D. FAKTOR-FAKTOR PERKEMBANGAN
1. Keluarga (Internal)

• Orang Tua

Orang tua berperan penting sebagai manajer bagi kesempatan yang

dimiliki oleh anak, mengawasi perilaku anak, serta inisiator dan

pengatur sosial. Pengasuhan ibu lebih berperan dominan daripada


pengasuhan ayah.

• Keluarga Tiri

Ketika situasi keluarga yang orang tuanya bercerai, anak-anak yang

tinggal di keluarga tiri mengalami lebih banyak masalah penyesuaian

diri dibandingkan anak-anak yang tinggal di keluarga normal.

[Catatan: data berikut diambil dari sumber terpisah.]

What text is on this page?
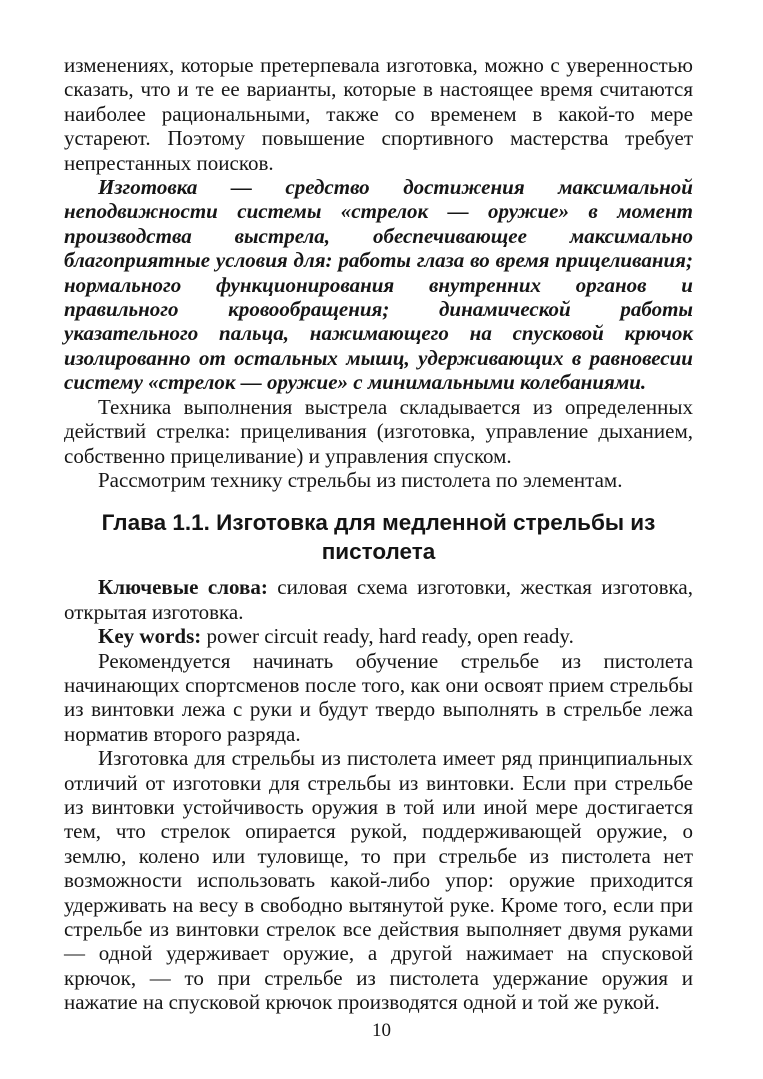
изменениях, которые претерпевала изготовка, можно с уверенностью сказать, что и те ее варианты, которые в настоящее время считаются наиболее рациональными, также со временем в какой-то мере устареют. Поэтому повышение спортивного мастерства требует непрестанных поисков.

Изготовка — средство достижения максимальной неподвижности системы «стрелок — оружие» в момент производства выстрела, обеспечивающее максимально благоприятные условия для: работы глаза во время прицеливания; нормального функционирования внутренних органов и правильного кровообращения; динамической работы указательного пальца, нажимающего на спусковой крючок изолированно от остальных мышц, удерживающих в равновесии систему «стрелок — оружие» с минимальными колебаниями.

Техника выполнения выстрела складывается из определенных действий стрелка: прицеливания (изготовка, управление дыханием, собственно прицеливание) и управления спуском.

Рассмотрим технику стрельбы из пистолета по элементам.

Глава 1.1. Изготовка для медленной стрельбы из пистолета

Ключевые слова: силовая схема изготовки, жесткая изготовка, открытая изготовка.

Key words: power circuit ready, hard ready, open ready.

Рекомендуется начинать обучение стрельбе из пистолета начинающих спортсменов после того, как они освоят прием стрельбы из винтовки лежа с руки и будут твердо выполнять в стрельбе лежа норматив второго разряда.

Изготовка для стрельбы из пистолета имеет ряд принципиальных отличий от изготовки для стрельбы из винтовки. Если при стрельбе из винтовки устойчивость оружия в той или иной мере достигается тем, что стрелок опирается рукой, поддерживающей оружие, о землю, колено или туловище, то при стрельбе из пистолета нет возможности использовать какой-либо упор: оружие приходится удерживать на весу в свободно вытянутой руке. Кроме того, если при стрельбе из винтовки стрелок все действия выполняет двумя руками — одной удерживает оружие, а другой нажимает на спусковой крючок, — то при стрельбе из пистолета удержание оружия и нажатие на спусковой крючок производятся одной и той же рукой.

10
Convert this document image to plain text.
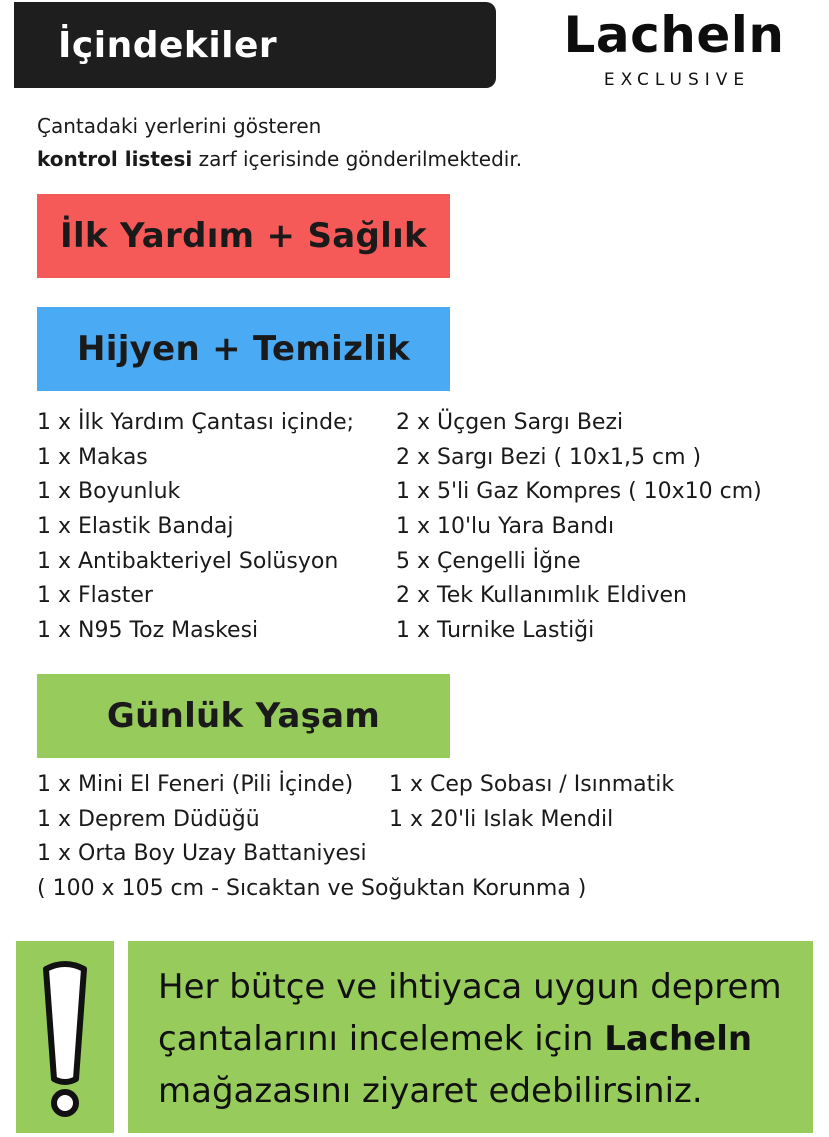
İçindekiler	Lacheln
EXCLUSIVE
Çantadaki yerlerini gösteren
kontrol listesi zarf içerisinde gönderilmektedir.
İlk Yardım + Sağlık
Hijyen + Temizlik
1 x İlk Yardım Çantası içinde;
1 x Makas
1 x Boyunluk
1 x Elastik Bandaj
1 x Antibakteriyel Solüsyon
1 x Flaster
1 x N95 Toz Maskesi
2 x Üçgen Sargı Bezi
2 x Sargı Bezi ( 10x1,5 cm )
1 x 5'li Gaz Kompres ( 10x10 cm)
1 x 10'lu Yara Bandı
5 x Çengelli İğne
2 x Tek Kullanımlık Eldiven
1 x Turnike Lastiği
Günlük Yaşam
1 x Mini El Feneri (Pili İçinde)
1 x Deprem Düdüğü
1 x Orta Boy Uzay Battaniyesi
( 100 x 105 cm - Sıcaktan ve Soğuktan Korunma )
1 x Cep Sobası / Isınmatik
1 x 20'li Islak Mendil
Her bütçe ve ihtiyaca uygun deprem
çantalarını incelemek için Lacheln
mağazasını ziyaret edebilirsiniz.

Meskipun demikian, mayoritas anak-anak yang tinggal di dalam

keluarga tidak memiliki masalah penyesuaian diri.

2. Relasi Pergaulan (Eksternal)

• Kawan Sebaya

Dalam pertemanan, kawan sebaya memiliki peranan terhadap

perkembangan relasi di masa kanak-kanak pertengahan dan akhir.

Terlibat dalam interaksi yang positif dengan kawan sebaya,

menyelesaikan konflik dengan kawan sebaya secara baik, serta

memiliki persahabatan yang berkualitas di masa kanak-kanak

pertengahan dan akhir tidak hanya memberikan hasil yang positif di

masa kanak-kanak tetapi juga terkait dengan relasi yang positif di

masa remaja dan dewasa. Adapun Status Kawan Sebaya sebagai

berikut :

(a) anak-anak yang populer (populer children)

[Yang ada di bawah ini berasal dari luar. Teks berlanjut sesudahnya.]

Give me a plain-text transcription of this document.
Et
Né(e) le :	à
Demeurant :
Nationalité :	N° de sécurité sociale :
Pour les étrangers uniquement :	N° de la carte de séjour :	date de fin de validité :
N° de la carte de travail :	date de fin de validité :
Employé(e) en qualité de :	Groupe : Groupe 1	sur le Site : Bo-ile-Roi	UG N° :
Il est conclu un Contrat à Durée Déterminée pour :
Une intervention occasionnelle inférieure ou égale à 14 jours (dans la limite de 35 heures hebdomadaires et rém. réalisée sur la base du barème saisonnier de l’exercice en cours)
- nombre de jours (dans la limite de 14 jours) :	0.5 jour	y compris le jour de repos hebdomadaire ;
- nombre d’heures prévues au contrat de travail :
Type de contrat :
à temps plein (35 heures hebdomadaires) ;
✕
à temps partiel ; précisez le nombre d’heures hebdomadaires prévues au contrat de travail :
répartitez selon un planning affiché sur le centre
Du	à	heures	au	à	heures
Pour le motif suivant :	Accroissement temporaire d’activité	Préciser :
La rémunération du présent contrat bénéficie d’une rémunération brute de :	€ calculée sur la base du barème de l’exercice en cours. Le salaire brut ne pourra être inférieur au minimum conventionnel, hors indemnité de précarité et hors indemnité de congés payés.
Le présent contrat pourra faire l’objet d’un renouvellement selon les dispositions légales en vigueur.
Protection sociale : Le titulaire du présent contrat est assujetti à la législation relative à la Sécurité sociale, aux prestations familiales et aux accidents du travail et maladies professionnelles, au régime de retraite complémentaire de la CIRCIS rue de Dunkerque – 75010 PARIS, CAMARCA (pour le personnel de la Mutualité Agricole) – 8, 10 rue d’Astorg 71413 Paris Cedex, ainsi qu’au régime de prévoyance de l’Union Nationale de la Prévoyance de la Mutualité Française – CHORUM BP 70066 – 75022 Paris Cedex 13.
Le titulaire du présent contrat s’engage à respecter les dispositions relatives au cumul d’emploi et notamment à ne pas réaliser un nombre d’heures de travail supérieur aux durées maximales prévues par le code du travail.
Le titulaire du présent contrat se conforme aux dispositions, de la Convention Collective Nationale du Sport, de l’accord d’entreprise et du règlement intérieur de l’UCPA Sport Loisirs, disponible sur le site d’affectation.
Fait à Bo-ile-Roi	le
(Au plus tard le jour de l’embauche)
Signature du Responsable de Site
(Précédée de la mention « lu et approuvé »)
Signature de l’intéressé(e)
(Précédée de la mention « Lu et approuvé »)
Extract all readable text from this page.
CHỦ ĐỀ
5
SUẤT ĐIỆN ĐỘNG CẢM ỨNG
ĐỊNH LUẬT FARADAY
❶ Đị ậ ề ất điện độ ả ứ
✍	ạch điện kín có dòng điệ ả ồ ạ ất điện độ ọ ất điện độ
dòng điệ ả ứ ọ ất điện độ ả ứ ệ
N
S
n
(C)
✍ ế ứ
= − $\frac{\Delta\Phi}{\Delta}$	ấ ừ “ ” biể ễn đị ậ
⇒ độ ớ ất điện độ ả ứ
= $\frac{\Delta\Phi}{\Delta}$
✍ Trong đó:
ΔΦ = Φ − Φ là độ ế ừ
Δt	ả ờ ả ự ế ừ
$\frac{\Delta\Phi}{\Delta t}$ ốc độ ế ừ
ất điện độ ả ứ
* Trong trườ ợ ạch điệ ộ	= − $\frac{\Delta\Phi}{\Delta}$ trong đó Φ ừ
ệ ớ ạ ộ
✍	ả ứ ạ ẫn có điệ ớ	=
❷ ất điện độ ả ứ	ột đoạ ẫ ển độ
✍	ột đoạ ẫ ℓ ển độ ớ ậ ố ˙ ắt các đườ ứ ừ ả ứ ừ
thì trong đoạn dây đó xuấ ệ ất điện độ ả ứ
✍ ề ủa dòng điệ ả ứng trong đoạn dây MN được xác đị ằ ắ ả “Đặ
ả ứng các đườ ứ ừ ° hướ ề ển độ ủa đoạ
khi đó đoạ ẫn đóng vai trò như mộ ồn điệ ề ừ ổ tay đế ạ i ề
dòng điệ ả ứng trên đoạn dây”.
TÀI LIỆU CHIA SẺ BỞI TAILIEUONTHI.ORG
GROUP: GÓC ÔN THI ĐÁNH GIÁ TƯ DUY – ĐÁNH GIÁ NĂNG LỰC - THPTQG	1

(b) anak yang rata-rata (avarage children)

(c) anak yang diabaikan (neglected children)


(d) anak yang ditolak (rejected children)

(e) anak yang kontroversial (controversial children)

• Sahabat

Fungsi Persahabatan (Gottman and Parker, 1987) ;

(a) pertemanan (companionship), memungkinkan anak-anak memiliki

seorang putra dan pasangan bermain yang dikenal, seseorang

bersedia meluangkan waktu bersama mereka dan bergabung dalam

aktivitas kerja sama.

(b) stimulasi (stimulation), memungkinkan anak-anak memperoleh

informasi yang menarik, menggairahkan, dan menghasilkan.

(c) dukungan fisik (physical support)

(d) dukungan ego (ego support)

(e) perbandingan sosial (social comparison)

(f) afeksi dan keakraban (affection and intimacy)


DAFTAR PUSTAKA

Santrock, J. W. 2011. Life-Span Development 1. Edition

13rd. New York: MC Graw-Hill. Terjemahan oleh

Benedictine Wisdyasinta. 2018. Life-Span Development:

Perkembangan Masa Hidup Jilid I. Edisi Ketigabelas.